3. System Interaction & Automation
- Browser Automation (Playwright): Full headless control over web navigation, scraping, interaction, and screenshot capture.
- Filesystem Security: Secure, validated read/write/manipulation of files and directories, enforced by strict permission boundaries.
- Database Connectivity: Direct interaction with SQL databases via ORM abstraction, supporting query execution and schema analysis.
- Local CLI Wrapper: Securely exposes powerful local utilities (
ripgrep,jq,awk) as callable tools, enabling offline text manipulation.
4. Knowledge & Reflection
- Cognitive Memory System: Hierarchical storage and retrieval of working, episodic, and semantic memories, crucial for persistent agent state and contextual awareness across multi-step tasks.
- Entity Graph Construction: Extract entities and relationships from text to build and query structured knowledge graphs.

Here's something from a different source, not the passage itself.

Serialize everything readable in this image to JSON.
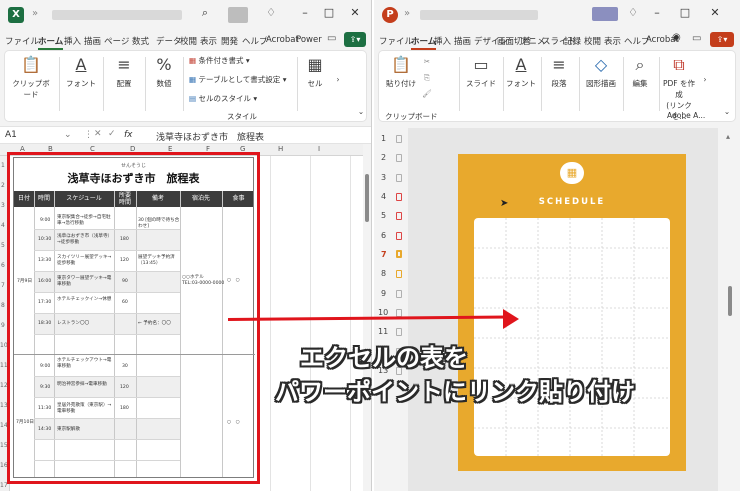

- Workflow Orchestration: Execute defined, multi-stage pipelines where outputs from one tool dynamically feed inputs to subsequent tools, with automated dependency resolution.
5. Meta-Tools & Self-Improvement
- Tool Discovery: Agents can introspect the server to list available tools, schemas, and descriptions dynamically.
- Autonomous Documentation Refiner: A unique system that uses LLM ensembles to systematically test, analyze failures, and iteratively refine the schemas and docstrings of other tools to improve agent reliability.
- Dynamic API Registration: Register external REST services on the fly by pointing the server to their OpenAPI specifications, instantly exposing them as new MCP tools.
🚀 Deployment & Integration
Communication is primarily handled via modern, high-throughput HTTP transport supporting bidirectional streaming (recommended for real-time feedback), adhering strictly to the MCP specification.
Getting Started: Configuration relies on environment variables (e.g., API keys, port settings) typically managed via a .env file. Server startup automatically detects and registers all available tools.
Security: Emphasizes least-privilege principle, path sandboxing for filesystem tools, and strict input validation. Production deployments should utilize a reverse proxy (Nginx/Caddy) for SSL termination, authentication, and rate limiting.